Nous avons mis en place un bureau central qui doit superviser tous les autres centres. Nous avons donc engagé quatre employés pour ce faire. L’année 2017 a été marquée par beaucoup d’activités. Il a fallu faire un audit, alors qu’on était arrivé à la fin du soutien financier octroyé par la Fédération genevoise de coopération (FGC) et Interaction, la branche développement du Réseau évangélique suisse. Après cela, nous avons préparé une nouvelle demande d’aide à nos bailleurs en Suisse. Cela nous a pris beaucoup de temps et beaucoup d’allers et retours avec notre partenaire suisse Assafi, qui devait répondre aux questions du bailleur de fonds laïc. La demande devrait être déposée prochainement.
A cause des changements internes à introduire au CEMADEF, j’ai décidé de passer l’intégralité de l’année 2018 à Bunia.
Quels changements internes avez-vous apportés ?
Nous avons revu le système d’adhésion des femmes au CEMADEF. Depuis les débuts, il suffisait de venir avec 4 autres amies, de constituer ainsi un groupe de 5 et d’avoir une adresse physique. Dorénavant, ce ne seront plus deux agents qui décideront de l’entrée d’une femme au CEMADEF, mais un comité qui devra veiller à ce que cette candidate déploie une activité qui tienne la route, avant d’octroyer le premier prêt. Autrefois, on pouvait donner un prêt à une femme qui faisait preuve de bonne volonté pour commencer une activité, sans se renseigner sur l’activité dont il s’agissait.
Ce faisant, n’allez-vous pas empêcher les femmes les plus pauvres d’avoir accès au crédit ?
Les femmes les plus pauvres ont des activités comme déambuler dans la rue en vendant des bananes disposées sur un plateau porté au-dessus de la tête ou vendre des légumes au marché. Elles ne restent pas à la maison en ne faisant rien. Ces femmes-là, nous sommes prêts à les appuyer ; les autres, celles qui restent à la maison, non, car elles n’auront pas la capacité de rembourser leur prêt.
Point de vue changement interne, nous souhaitions étoffer sur la durée le bureau central, mais cela n’a pas été possible. Plusieurs employés nous ont quittés, faute d’avoir été payés au tarif promis, le bureau central ne disposant pas de ressources suffisantes.

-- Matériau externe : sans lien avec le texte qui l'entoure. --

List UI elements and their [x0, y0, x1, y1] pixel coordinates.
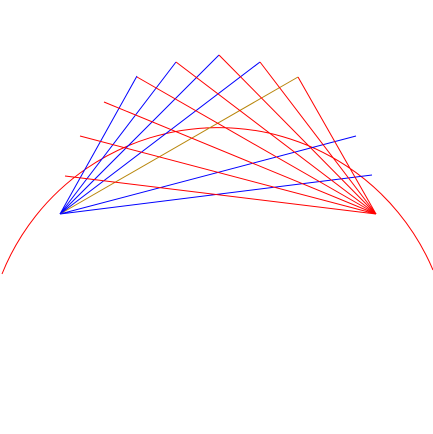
- left-fan-ray: [59, 135, 357, 215]
- arc-layer: [1, 127, 433, 275]
- right-fan-ray: [79, 135, 377, 215]
- right-fan-ray: [259, 61, 377, 215]
- left-fan-ray: [59, 75, 138, 215]
- right-fan-ray: [297, 76, 377, 215]
- right-fan-ray: [218, 54, 377, 215]
- left-fan-ray: [59, 61, 261, 215]
- left-fan-ray: [59, 76, 299, 215]
- right-fan: [64, 54, 377, 215]
- right-fan-ray: [64, 175, 377, 215]
- left-fan-ray: [59, 61, 177, 215]
- left-fan: [59, 54, 373, 215]
- right-fan-ray: [175, 61, 377, 215]
- right-fan-ray: [103, 101, 377, 215]
- left-fan-ray: [59, 54, 220, 215]
- right-fan-ray: [136, 76, 377, 215]
- arc-curve: [1, 127, 433, 275]
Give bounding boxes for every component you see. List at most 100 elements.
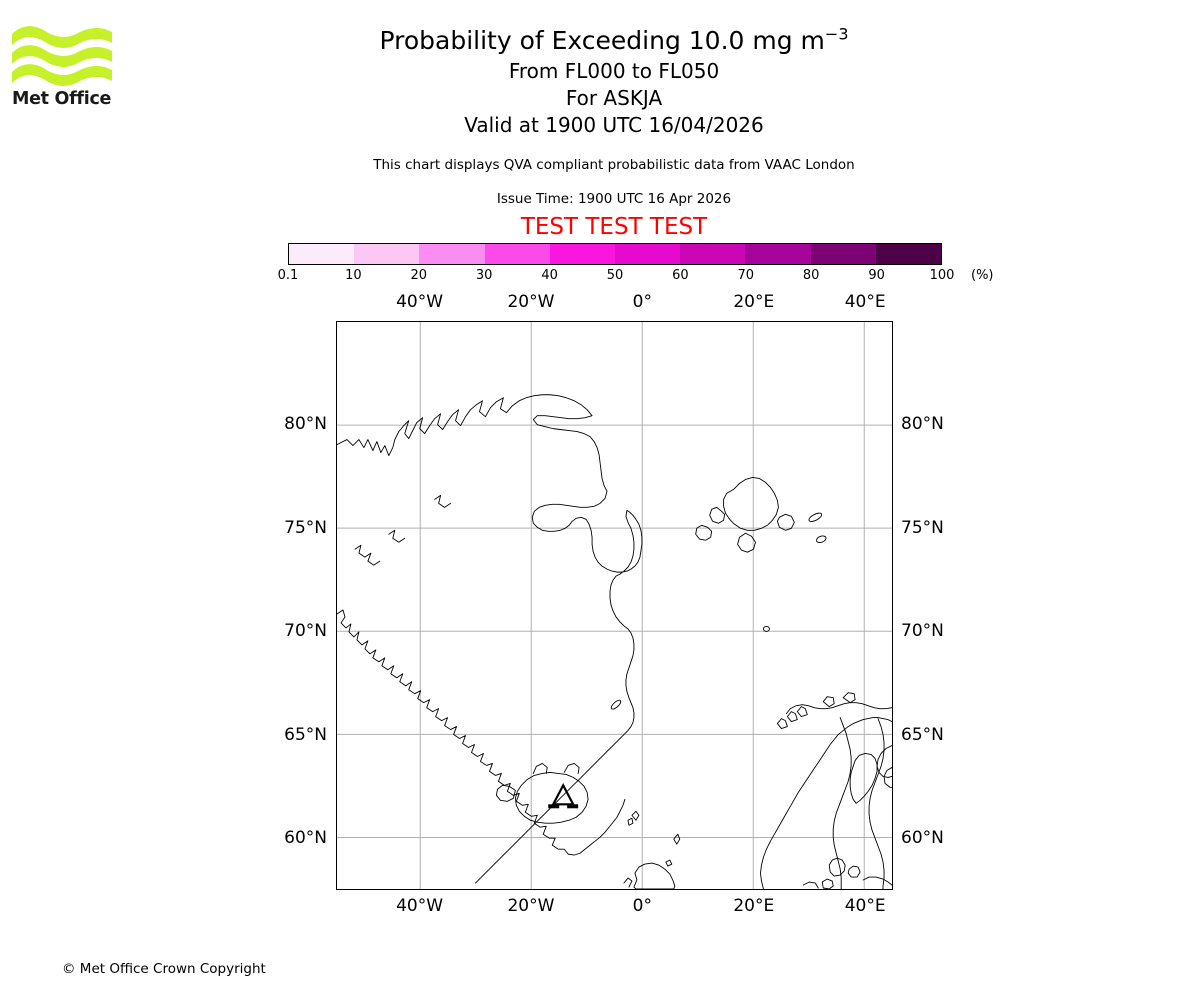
denmark-zealand [847, 865, 861, 878]
colorbar-unit-label: (%) [971, 268, 994, 283]
colorbar-tick-0.1: 0.1 [277, 268, 299, 283]
lofoten-island-b [786, 711, 798, 723]
title-valid-time: Valid at 1900 UTC 16/04/2026 [464, 113, 764, 137]
colorbar-tick-100: 100 [929, 268, 955, 283]
lon-label-top-40°E: 40°E [844, 292, 886, 312]
colorbar-tick-80: 80 [802, 268, 820, 283]
finland-east-border [868, 718, 885, 889]
greenland-north-fjords-c [434, 494, 452, 508]
svalbard-spitsbergen [723, 477, 779, 531]
lat-label-left-60°N: 60°N [284, 828, 327, 849]
met-office-logo-text: Met Office [12, 89, 112, 109]
colorbar-swatches [288, 243, 942, 265]
norway-north-coast [785, 702, 892, 715]
page-title-exponent: −3 [824, 24, 849, 44]
colorbar-tick-90: 90 [868, 268, 885, 283]
lon-label-bottom-40°E: 40°E [844, 896, 886, 916]
svalbard-kvitoya [808, 512, 823, 522]
norway-north-island [822, 696, 835, 708]
map-plot-area [336, 321, 893, 890]
lon-label-bottom-20°E: 20°E [733, 896, 775, 916]
lon-label-top-20°E: 20°E [733, 292, 775, 312]
map-gridlines [337, 322, 892, 889]
colorbar-tick-50: 50 [606, 268, 624, 283]
disclaimer-text: This chart displays QVA compliant probab… [373, 157, 855, 173]
greenland-east-coast [337, 394, 643, 884]
colorbar-tick-60: 60 [672, 268, 689, 283]
lat-label-right-70°N: 70°N [901, 621, 944, 642]
met-office-logo: Met Office [12, 22, 112, 114]
sweden-west-border [832, 717, 852, 889]
svalbard-edgeoya [776, 513, 795, 531]
copyright-notice: © Met Office Crown Copyright [62, 961, 266, 977]
colorbar-tick-10: 10 [345, 268, 362, 283]
bear-island [763, 625, 770, 632]
colorbar-tick-70: 70 [737, 268, 755, 283]
page-title-text: Probability of Exceeding 10.0 mg m [379, 26, 825, 55]
svalbard-south [737, 532, 756, 553]
colorbar-swatch-4 [549, 244, 616, 264]
lon-label-bottom-40°W: 40°W [396, 896, 444, 916]
outer-hebrides [623, 877, 633, 888]
baltic-south-coast [862, 876, 892, 886]
greenland-north-fjords-a [354, 544, 381, 566]
iceland-northeast-peninsula [563, 762, 580, 774]
jan-mayen [610, 699, 622, 710]
shetland-islands [673, 833, 681, 845]
lat-label-left-80°N: 80°N [284, 414, 327, 435]
colorbar-swatch-1 [354, 244, 420, 264]
lon-label-top-40°W: 40°W [396, 292, 444, 312]
scotland [633, 862, 676, 889]
iceland-westfjords [495, 784, 516, 802]
iceland-mainland [514, 771, 589, 824]
title-volcano: For ASKJA [565, 86, 663, 110]
colorbar-swatch-3 [484, 244, 550, 264]
denmark-south [821, 878, 834, 889]
iceland-north-peninsula [532, 762, 548, 774]
map-canvas [337, 322, 892, 889]
lat-label-left-75°N: 75°N [284, 517, 327, 538]
svalbard-islet [816, 535, 827, 543]
colorbar-swatch-9 [875, 244, 942, 264]
probability-colorbar [288, 243, 942, 265]
colorbar-tick-40: 40 [541, 268, 558, 283]
lon-label-bottom-0°: 0° [632, 896, 653, 916]
lat-label-right-80°N: 80°N [901, 414, 944, 435]
kola-inlet [883, 766, 892, 788]
greenland-west-coast [337, 609, 626, 856]
lofoten-island-a [796, 706, 808, 718]
north-sea-coast [802, 881, 819, 889]
greenland-west-coast-support [337, 666, 625, 809]
lat-label-right-60°N: 60°N [901, 828, 944, 849]
faroe-islands [631, 810, 640, 821]
svalbard-prins-karls [695, 524, 713, 541]
colorbar-swatch-0 [289, 244, 355, 264]
greenland-north-fjords-b [388, 529, 406, 543]
faroe-islands-south [627, 817, 634, 826]
title-flight-levels: From FL000 to FL050 [508, 59, 720, 83]
lat-label-left-65°N: 65°N [284, 724, 327, 745]
lat-label-left-70°N: 70°N [284, 621, 327, 642]
met-office-wave-mark [12, 26, 112, 86]
white-sea-coast [876, 745, 892, 778]
lat-label-right-75°N: 75°N [901, 517, 944, 538]
colorbar-tick-30: 30 [475, 268, 493, 283]
lon-label-bottom-20°W: 20°W [507, 896, 555, 916]
norway-west-coast [760, 717, 892, 889]
colorbar-swatch-7 [745, 244, 811, 264]
test-banner: TEST TEST TEST [520, 214, 708, 240]
colorbar-tick-labels: 0.1 10 20 30 40 50 60 70 80 90 100 [278, 268, 955, 286]
issue-time-text: Issue Time: 1900 UTC 16 Apr 2026 [496, 191, 732, 207]
chart-title-block: Probability of Exceeding 10.0 mg m−3 Fro… [0, 24, 1200, 139]
page-title: Probability of Exceeding 10.0 mg m−3 [28, 24, 1200, 58]
colorbar-swatch-6 [680, 244, 746, 264]
orkney-islands [665, 859, 673, 867]
map-coastlines [337, 394, 892, 889]
gulf-of-bothnia [849, 753, 878, 804]
norway-north-island-b [842, 692, 856, 704]
colorbar-swatch-5 [615, 244, 681, 264]
lon-label-top-20°W: 20°W [507, 292, 555, 312]
lat-label-right-65°N: 65°N [901, 724, 944, 745]
svalbard-west-island [709, 506, 726, 524]
lofoten-island-c [776, 718, 788, 730]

Dans chaque association qui souhaite se développer, il faut avoir un leader visionnaire. Il y a beaucoup de personnes très capables dans nos centres, mais qui fonctionnent dans une certaine routine. Elles sont dans les questions de remboursement de prêts, dans le suivi sur le terrain et dans le service. C’est tout à fait normal, mais la grande question est de savoir où nous allons. Voilà ce qui manque à notre équipe : la direction. On ne peut pas transmettre une vision lorsqu’on vient sur place une ou deux fois par an, pendant au maximun deux mois, comme ce fut le cas pour moi de 2006 à 2016. Donc je n’ai pas eu le temps de vivre avec l’équipe et de leur transmettre ma vision ; cela a manqué.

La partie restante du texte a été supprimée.